The assault came just weeks after President Biden met with Russian President Vladimir Putin in Geneva, warning him that the United States would hold Moscow accountable for cyber attacks that emanate from Russia. Many cybersecurity threat analysts believe that REvil operates largely out of Russia. The recent spate shows underscores the challenge facing the Biden administration in deterring ransomware attacks conducted by criminals given safe harbor in countries like Russia.
Huntress Labs said they had found eight managed service providers (MSPs) — companies that provide IT services to other companies on a contractual basis — that had been hit by the attack. Around 200 businesses that are served by these MSPs have been locked out of parts of their network, Huntress Labs said.
“It is absolutely the biggest non-nation state supply-chain cyberattack that we’ve ever seen,” Allan Liska, a researcher with cybersecurity firm Recorded Future, said Friday. “And it’s probably the biggest ransomware attack we’ve seen, at least the biggest since WannaCry.”
He noted it could be the largest number of companies one ransomware attack has hit. The companies affected could be a wide range of small to large firms, and many are likely to be small to midsized businesses that use managed IT services. Kaseya also counts a number of state and local governments as customers, Liska said.
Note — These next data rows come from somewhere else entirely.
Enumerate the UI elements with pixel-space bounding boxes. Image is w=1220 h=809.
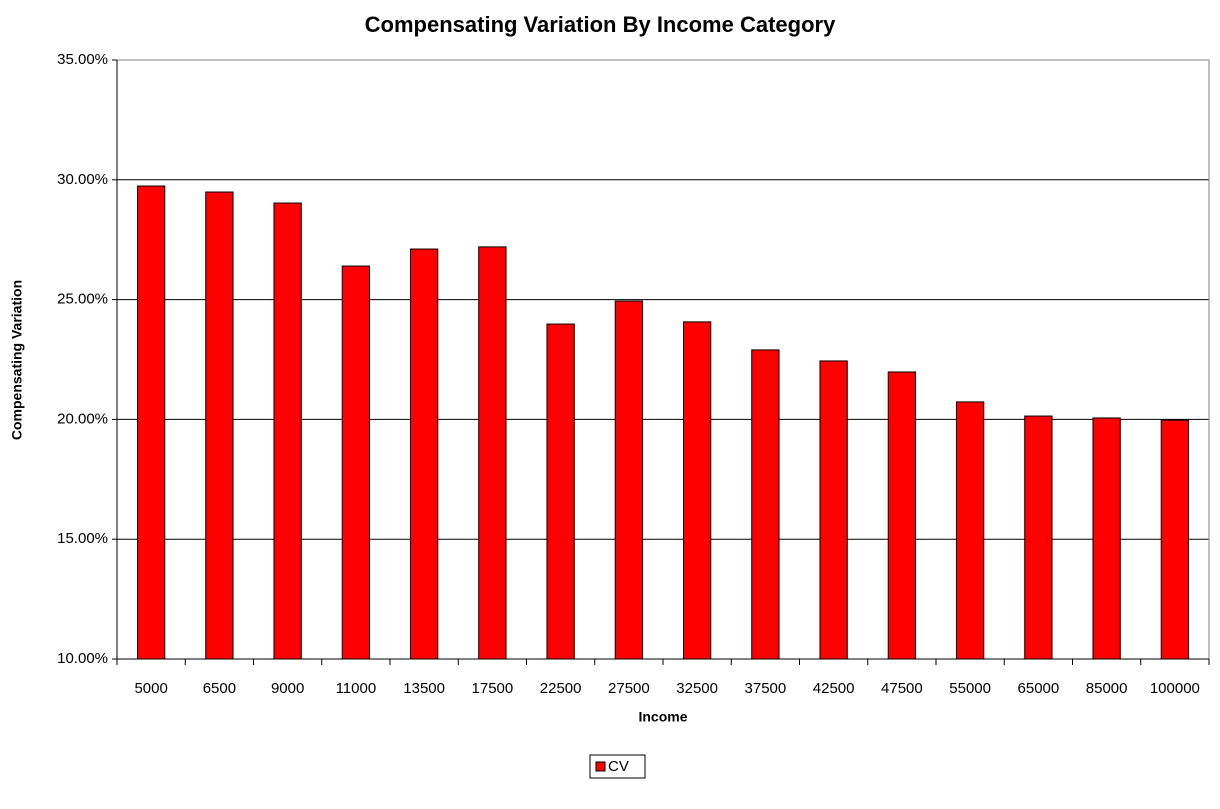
bar: [1092, 417, 1121, 660]
bar: [273, 202, 302, 660]
x-tick-label: 100000: [1150, 680, 1200, 697]
y-tick-label: 30.00%: [57, 171, 108, 188]
bar: [341, 265, 371, 660]
bar: [205, 191, 234, 660]
bar: [819, 360, 848, 660]
legend-swatch: [595, 761, 606, 772]
chart-title: Compensating Variation By Income Categor…: [365, 12, 836, 37]
legend-box: [589, 754, 646, 779]
x-tick-label: 22500: [540, 680, 582, 697]
x-tick-label: 27500: [608, 680, 650, 697]
bar: [1160, 419, 1190, 660]
x-tick-label: 32500: [676, 680, 718, 697]
x-tick-label: 85000: [1086, 680, 1128, 697]
bar: [887, 371, 917, 660]
x-tick-label: 47500: [881, 680, 923, 697]
y-axis-title: Compensating Variation: [9, 280, 25, 440]
y-tick-label: 15.00%: [57, 530, 108, 547]
x-tick-label: 6500: [203, 680, 236, 697]
bar: [478, 246, 507, 660]
bar: [546, 323, 575, 660]
y-tick-label: 35.00%: [57, 51, 108, 68]
x-tick-label: 9000: [271, 680, 304, 697]
y-tick-label: 25.00%: [57, 291, 108, 308]
bar: [136, 185, 166, 660]
x-tick-label: 55000: [949, 680, 991, 697]
legend-label: CV: [608, 758, 629, 775]
x-tick-label: 13500: [403, 680, 445, 697]
y-tick-label: 20.00%: [57, 410, 108, 427]
bar: [614, 300, 644, 660]
bar: [751, 349, 780, 660]
x-tick-label: 5000: [134, 680, 167, 697]
bar: [682, 321, 712, 660]
x-axis-title: Income: [638, 709, 687, 725]
x-tick-label: 65000: [1018, 680, 1060, 697]
bar: [1024, 415, 1053, 660]
x-tick-label: 17500: [472, 680, 514, 697]
bar: [409, 248, 439, 660]
x-tick-label: 42500: [813, 680, 855, 697]
x-tick-label: 11000: [336, 680, 377, 697]
y-tick-label: 10.00%: [57, 650, 108, 667]
x-tick-label: 37500: [745, 680, 787, 697]
bar: [955, 401, 985, 660]
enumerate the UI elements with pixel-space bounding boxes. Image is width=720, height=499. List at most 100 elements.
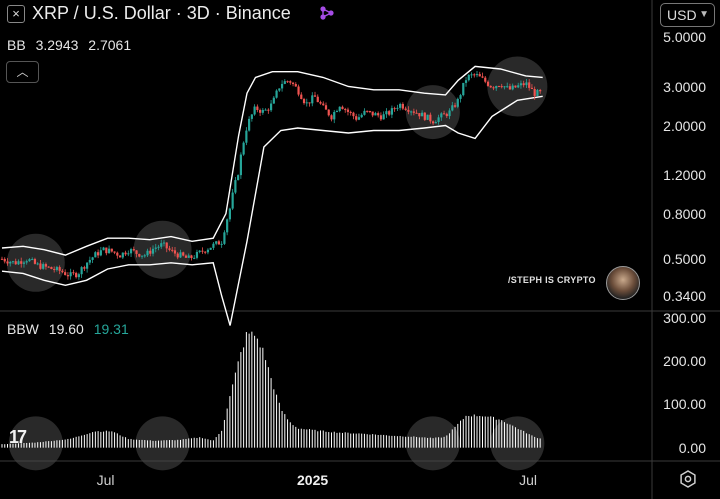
candle-body (88, 259, 91, 263)
candle-body (25, 261, 28, 263)
candle-body (426, 114, 429, 120)
settings-icon[interactable] (678, 469, 698, 489)
candle-body (124, 252, 127, 255)
bb-legend: BB 3.2943 2.7061 (7, 37, 137, 53)
candle-body (497, 86, 501, 88)
candle-body (11, 261, 15, 263)
candle-body (146, 250, 149, 256)
candle-body (423, 112, 426, 120)
candle-body (382, 114, 385, 120)
candle-body (451, 105, 454, 111)
candle-body (77, 274, 80, 278)
candle-body (102, 247, 105, 251)
candle-body (132, 249, 135, 251)
candle-body (168, 248, 171, 250)
candle-body (256, 106, 259, 111)
candle-body (363, 110, 366, 115)
candle-body (248, 118, 251, 131)
candle-body (508, 86, 512, 90)
bbw-highlight-circle (135, 416, 190, 471)
bbw-tick-label: 100.00 (663, 396, 706, 413)
candle-body (377, 113, 380, 116)
candle-body (140, 255, 144, 257)
candle-body (283, 81, 286, 84)
bb-lower-band (1, 95, 543, 326)
candle-body (355, 116, 358, 120)
candle-body (533, 89, 536, 96)
chevron-down-icon: ▼ (699, 9, 709, 20)
candle-body (105, 247, 108, 254)
candle-body (302, 99, 306, 104)
candle-body (204, 251, 207, 253)
candle-body (6, 261, 9, 264)
candle-body (97, 252, 100, 256)
candle-body (239, 154, 242, 176)
candle-body (259, 110, 262, 113)
candle-body (338, 106, 341, 112)
candle-body (86, 262, 89, 269)
watermark: /STEPH IS CRYPTO (508, 275, 596, 285)
candle-body (272, 97, 275, 104)
candle-body (165, 242, 168, 249)
candle-body (495, 86, 498, 89)
close-icon[interactable]: × (7, 5, 25, 23)
candle-body (184, 255, 188, 258)
candle-body (99, 250, 102, 256)
candle-body (242, 142, 245, 155)
candle-body (138, 253, 141, 257)
candle-body (151, 248, 155, 254)
candle-body (127, 253, 130, 255)
candle-body (360, 114, 363, 118)
currency-selector[interactable]: USD ▼ (660, 3, 715, 27)
time-tick-label: Jul (96, 472, 115, 488)
candle-body (9, 262, 12, 264)
candle-body (313, 95, 317, 97)
tradingview-logo[interactable]: 17 (9, 427, 27, 447)
hub-icon[interactable] (318, 4, 336, 22)
currency-label: USD (667, 7, 697, 23)
collapse-legend-button[interactable]: ︿ (6, 61, 39, 83)
bbw-tick-label: 0.00 (678, 439, 706, 456)
candle-body (500, 86, 503, 88)
candle-body (522, 83, 525, 86)
candle-body (28, 259, 31, 262)
candle-body (237, 175, 240, 181)
time-tick-label: Jul (519, 472, 537, 488)
candle-body (346, 109, 350, 112)
candle-body (431, 121, 435, 124)
candle-body (481, 76, 484, 78)
candle-body (228, 208, 231, 220)
bbw-label: BBW (7, 321, 39, 337)
candle-body (149, 250, 152, 254)
candle-body (456, 98, 459, 107)
candle-body (160, 243, 163, 247)
candle-body (118, 255, 122, 258)
candle-body (445, 113, 448, 117)
candle-body (220, 243, 223, 245)
candle-body (297, 86, 300, 95)
candle-body (198, 250, 201, 252)
candle-body (36, 263, 39, 265)
price-tick-label: 3.0000 (663, 78, 706, 95)
candle-body (72, 272, 75, 274)
candle-body (492, 87, 495, 89)
candle-body (231, 192, 234, 209)
price-tick-label: 0.3400 (663, 287, 706, 304)
candle-body (407, 109, 410, 112)
candle-body (182, 252, 185, 256)
highlight-circle (133, 220, 192, 279)
candle-body (308, 102, 311, 104)
price-tick-label: 5.0000 (663, 29, 706, 46)
candle-body (519, 83, 523, 86)
candle-body (517, 85, 520, 88)
candle-body (448, 110, 451, 117)
candle-body (352, 112, 355, 117)
candle-body (294, 84, 297, 87)
candle-body (75, 272, 78, 278)
candle-body (0, 258, 4, 260)
candle-body (278, 88, 281, 91)
candle-body (429, 114, 432, 122)
candle-body (267, 109, 270, 111)
candle-body (357, 117, 361, 120)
The WannaCry computer worm affected hundreds of thousands of people in 2017. The National Security Agency eventually linked the North Korean government to the creation of the worm.
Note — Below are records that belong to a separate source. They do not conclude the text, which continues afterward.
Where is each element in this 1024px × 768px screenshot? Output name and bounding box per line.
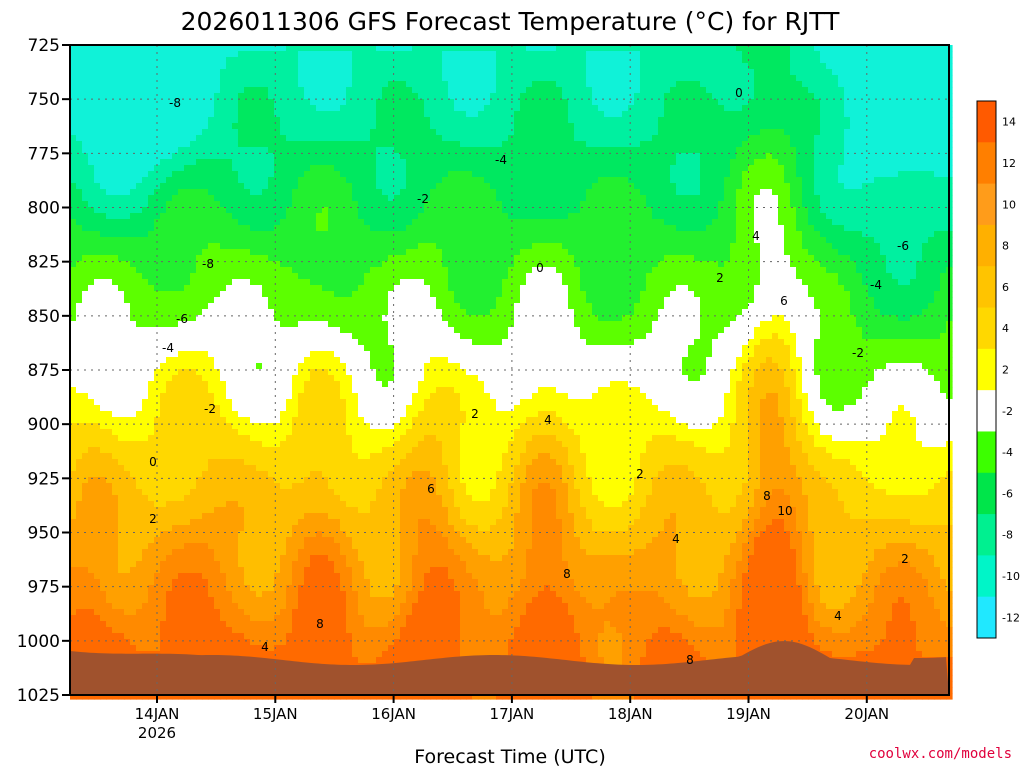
x-axis: 14JAN 15JAN 16JAN 17JAN 18JAN 19JAN 20JAN — [135, 695, 889, 723]
ground-surface — [70, 641, 949, 695]
colorbar-segment — [977, 101, 996, 143]
colorbar-segment — [977, 514, 996, 556]
contour-label: -6 — [176, 312, 188, 326]
y-tick-label: 750 — [28, 90, 60, 110]
x-tick-label: 17JAN — [490, 705, 535, 723]
colorbar-label: 8 — [1002, 240, 1009, 253]
y-tick-label: 775 — [28, 144, 60, 164]
contour-label: 8 — [316, 617, 324, 631]
contour-label: 8 — [563, 567, 571, 581]
y-tick-label: 725 — [28, 36, 60, 56]
colorbar-label: 14 — [1002, 116, 1016, 129]
contour-label: 6 — [780, 294, 788, 308]
x-tick-label: 20JAN — [844, 705, 889, 723]
colorbar-segment — [977, 596, 996, 639]
y-tick-label: 975 — [28, 578, 60, 598]
colorbar-segment — [977, 183, 996, 226]
credit-text: coolwx.com/models — [869, 746, 1012, 762]
colorbar-label: 4 — [1002, 322, 1009, 335]
colorbar-label: -2 — [1002, 405, 1013, 418]
contour-label: 6 — [427, 482, 435, 496]
y-tick-label: 925 — [28, 469, 60, 489]
contour-label: 4 — [544, 413, 552, 427]
colorbar-segment — [977, 472, 996, 515]
colorbar-label: -10 — [1002, 570, 1020, 583]
colorbar: 14 12 10 8 6 4 2 -2 -4 -6 -8 -10 -12 — [976, 100, 1020, 639]
contour-label: -8 — [202, 257, 214, 271]
contour-label: 2 — [901, 552, 909, 566]
contour-label: 4 — [261, 640, 269, 654]
contour-label: 8 — [686, 653, 694, 667]
contour-label: -2 — [852, 346, 864, 360]
colorbar-label: -4 — [1002, 446, 1013, 459]
colorbar-segment — [977, 224, 996, 267]
contour-label: -6 — [897, 239, 909, 253]
y-tick-label: 850 — [28, 307, 60, 327]
contour-label: 2 — [716, 271, 724, 285]
colorbar-label: -6 — [1002, 487, 1013, 500]
colorbar-label: -8 — [1002, 529, 1013, 542]
x-axis-title: Forecast Time (UTC) — [414, 746, 605, 768]
contour-label: 4 — [752, 229, 760, 243]
colorbar-label: 12 — [1002, 157, 1016, 170]
y-tick-label: 825 — [28, 253, 60, 273]
ground-area — [70, 641, 949, 695]
colorbar-segment — [977, 390, 996, 432]
chart-title: 2026011306 GFS Forecast Temperature (°C)… — [181, 7, 840, 36]
contour-label: 4 — [672, 532, 680, 546]
contour-label: -4 — [495, 153, 507, 167]
colorbar-segment — [977, 307, 996, 350]
contour-label: -4 — [162, 341, 174, 355]
contour-labels: -8 -8 -6 -4 -2 0 2 4 8 -4 -2 0 2 4 6 8 2 4 8 0 2 4 6 8 10 -6 -4 -2 2… — [149, 86, 909, 667]
colorbar-segment — [977, 431, 996, 474]
contour-label: 10 — [777, 504, 792, 518]
x-tick-label: 19JAN — [726, 705, 771, 723]
colorbar-segment — [977, 555, 996, 598]
x-axis-year: 2026 — [138, 724, 176, 742]
contour-label: -8 — [169, 96, 181, 110]
contour-label: 0 — [149, 455, 157, 469]
x-tick-label: 15JAN — [253, 705, 298, 723]
y-tick-label: 1025 — [17, 686, 60, 706]
colorbar-segment — [977, 266, 996, 309]
x-tick-label: 14JAN — [135, 705, 180, 723]
contour-label: 2 — [636, 467, 644, 481]
y-tick-label: 950 — [28, 524, 60, 544]
y-tick-label: 875 — [28, 361, 60, 381]
contour-label: -4 — [870, 278, 882, 292]
colorbar-label: 6 — [1002, 281, 1009, 294]
contour-label: -2 — [204, 402, 216, 416]
y-tick-label: 900 — [28, 415, 60, 435]
contour-label: 4 — [834, 609, 842, 623]
colorbar-label: -12 — [1002, 611, 1020, 624]
contour-label: 0 — [536, 261, 544, 275]
contour-label: -2 — [417, 192, 429, 206]
y-tick-label: 1000 — [17, 632, 60, 652]
contour-label: 2 — [471, 407, 479, 421]
colorbar-segment — [977, 348, 996, 391]
y-axis: 725 750 775 800 825 850 875 900 925 950 975 1000 102… — [17, 36, 70, 706]
contour-label: 8 — [763, 489, 771, 503]
contour-label: 0 — [735, 86, 743, 100]
colorbar-label: 2 — [1002, 364, 1009, 377]
y-tick-label: 800 — [28, 199, 60, 219]
temperature-field — [70, 45, 953, 700]
contour-label: 2 — [149, 512, 157, 526]
x-tick-label: 18JAN — [608, 705, 653, 723]
colorbar-segment — [977, 142, 996, 185]
x-tick-label: 16JAN — [371, 705, 416, 723]
colorbar-label: 10 — [1002, 198, 1016, 211]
Ransomware attacks increased significantly in frequency and severity during 2020. A report from a task force of more than 60 experts said nearly 2,400 governments, health-care systems and schools in the country were hit by ransomware in 2020. Organizations paid attackers more than $412 million in ransom payments last year, according to analysis firm Chainalysis.
After a May attack on Colonial Pipeline — which spurred panicked lines at gas pumps and empty fuel stations — the U.S. government increased its emphasis on addressing cybersecurity issues, and urged corporate America to strengthen its computer security.
Ransomware attacks have been on the rise as hackers band together and form cybercriminal gangs to extort companies for payment. The attacks are often carried out by attackers in Russia and Eastern Europe.
Hackers gain access to a company’s computer system using tactics such as sending “phishing” emails, which are designed to trick employees into inadvertently installing malware on their computers.
Once inside, cybercriminals will lock down parts of the companies’ networks and demand payment to release them back to the owner. Additionally, hackers often steal private company information and threaten to leak it online if they are not paid.
It is still unclear how attackers gained access to Kaseya’s system. The company has been a popular target of REvil, Liska said, probably because it serves so many other organizations as customers.
The attackers included a ransom note directing victims to a website to pay a ransom, although Liska said the site had been down all afternoon and evening.
Kaseya spokesperson Dana Liedholm said its investigation of the incident is ongoing, and pointed to the company’s earlier statement.
The late Friday attack is unlikely to be a coincidence — such big attacks take planning and preparation, Liska said.
“The timing of this is definitely around knowing that it’s the Fourth of July weekend,” he said.